Un altro elemento da ricordare se si vuole ripercorrere, seppur per sommi capi, la storia dell’Alto Ionio, è l’arrivo dei profughi albanesi anche in questa zona dello Ionio in seguito all’invasione dell’Impero turco della regione Balcanica. Gli albanesi diedero vita nella seconda metà del XV secolo a delle vere e proprie comunità: gli odierni comuni di Castroregio e Plataci, che ancora oggi conservano, oltre alla lingua, usi e costumi albanesi, contribuendo a dare un’ulteriore nota di originalità all’ Alto Ionio. La stessa religione cattolica è di rito greco e non latino, le cui comunità parrocchiali fanno parte dell’Eparchia di Lungro e non della Diocesi di Cassano Allo Ionio.
Ritornando al feudalesimo, piaga e flagello sociale di tutto il Meridione, non fu domato neppure con l’avvento dei Borbone, nel Regno di Napoli, nella prima metà del XVIII secolo fino alla nascita del Regno d’Italia. Vani furono anche i tentativi dei Savoia di rilancio dell’economia e della cultura alfine di avviare un concreto sviluppo sociale di una delle zone più depresse ed arretrate del Sud.
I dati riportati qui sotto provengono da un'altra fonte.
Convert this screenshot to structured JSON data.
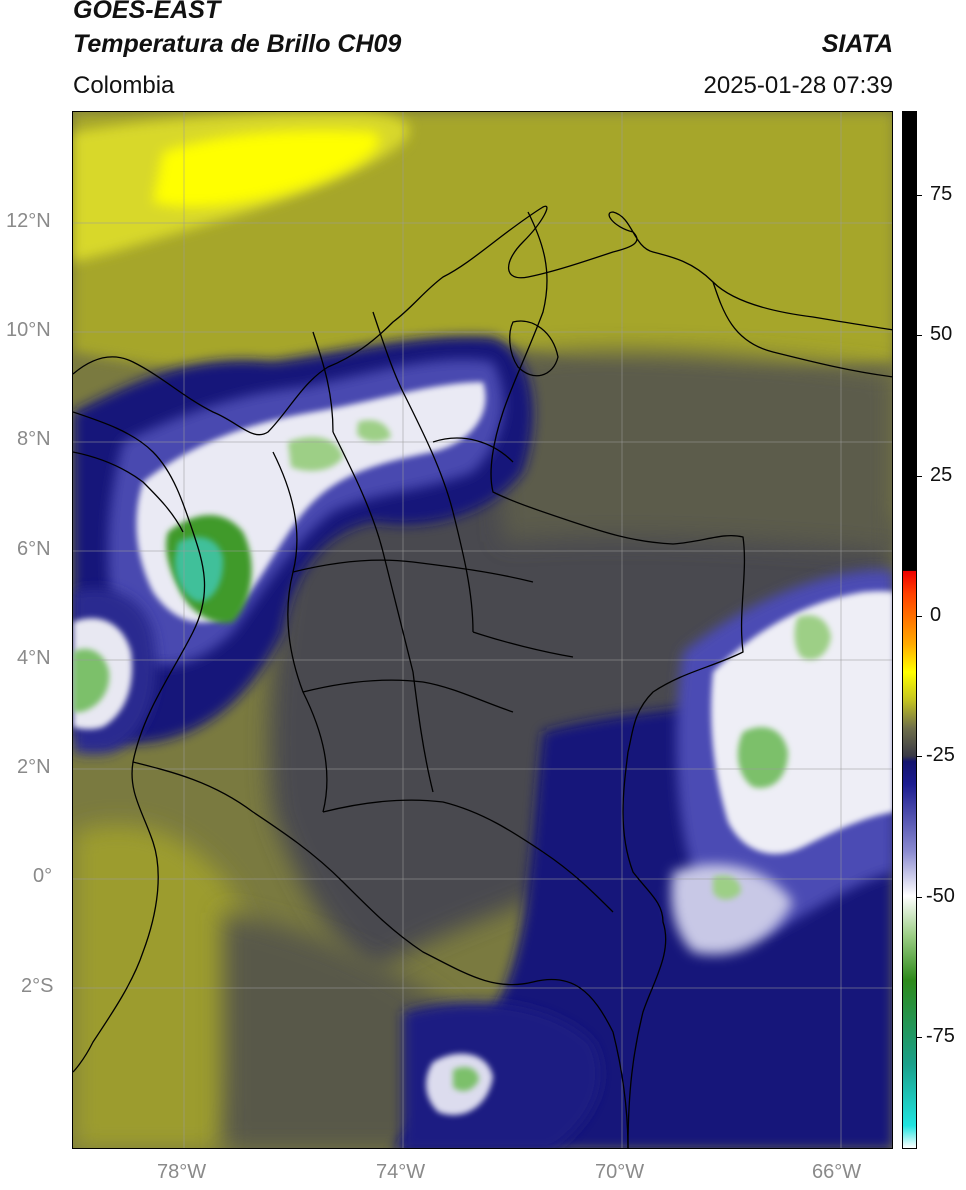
{
  "header": {
    "satellite": "GOES-EAST",
    "product": "Temperatura de Brillo CH09",
    "organization": "SIATA",
    "region": "Colombia",
    "timestamp": "2025-01-28 07:39"
  },
  "axes": {
    "lon_ticks": [
      "78°W",
      "74°W",
      "70°W",
      "66°W"
    ],
    "lat_ticks": [
      "12°N",
      "10°N",
      "8°N",
      "6°N",
      "4°N",
      "2°N",
      "0°",
      "2°S"
    ]
  },
  "colorbar": {
    "ticks": [
      "75",
      "50",
      "25",
      "0",
      "-25",
      "-50",
      "-75"
    ],
    "tick_values": [
      75,
      50,
      25,
      0,
      -25,
      -50,
      -75
    ],
    "range": [
      -95,
      90
    ],
    "stops": [
      {
        "v": -95,
        "c": "#ffffff"
      },
      {
        "v": -91,
        "c": "#20e4e0"
      },
      {
        "v": -80,
        "c": "#1aa08a"
      },
      {
        "v": -65,
        "c": "#2e8a1a"
      },
      {
        "v": -57,
        "c": "#9dcf86"
      },
      {
        "v": -50,
        "c": "#ffffff"
      },
      {
        "v": -42,
        "c": "#8a8ad0"
      },
      {
        "v": -30,
        "c": "#1c1c90"
      },
      {
        "v": -26,
        "c": "#14146e"
      },
      {
        "v": -25,
        "c": "#3a3a46"
      },
      {
        "v": -20,
        "c": "#6f6f4a"
      },
      {
        "v": -15,
        "c": "#c4c420"
      },
      {
        "v": -10,
        "c": "#ffff00"
      },
      {
        "v": -5,
        "c": "#ffaa00"
      },
      {
        "v": 4,
        "c": "#ff4000"
      },
      {
        "v": 8,
        "c": "#ee0000"
      },
      {
        "v": 8.1,
        "c": "#000000"
      },
      {
        "v": 90,
        "c": "#000000"
      }
    ]
  },
  "map": {
    "colors": {
      "yellow": "#ffff00",
      "olive_light": "#c8c824",
      "olive": "#9a9a2c",
      "olive_dark": "#6e6e48",
      "gray_dark": "#474752",
      "navy": "#14147a",
      "blue_mid": "#4848b0",
      "white_cloud": "#f0f0f8",
      "green_light": "#9dcf86",
      "green": "#3f9a2a",
      "teal": "#3fc09a"
    }
  }
}
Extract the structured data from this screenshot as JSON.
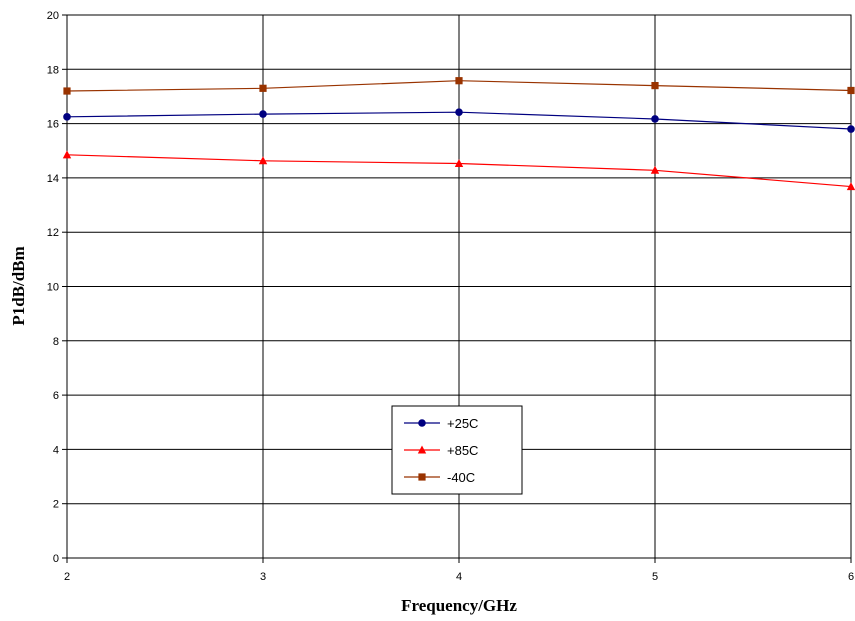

Nel periodo risorgimentale e post-unitario il feudalesimo perdurò grazie anche al fenomeno del brigantaggio. Un pesantissimo retaggio, giunto fin quasi ai nostri giorni, che provocò tanta miseria materiale e intellettuale testimoniata anche dall’elevato numero di analfabeti (fino al secondo dopoguerra) e dalla piaga dell’emigrazione protrattasi per un secolo.
Chi contribuì non poco ad abbattere questo retaggio attraverso l’avvio di opere primarie di pubblica utilità e nuove politiche sociali, fu - tra gli uomini politici calabresi più sensibili ai ceti meno abbienti - il montegiordanese Giorgio Liguori.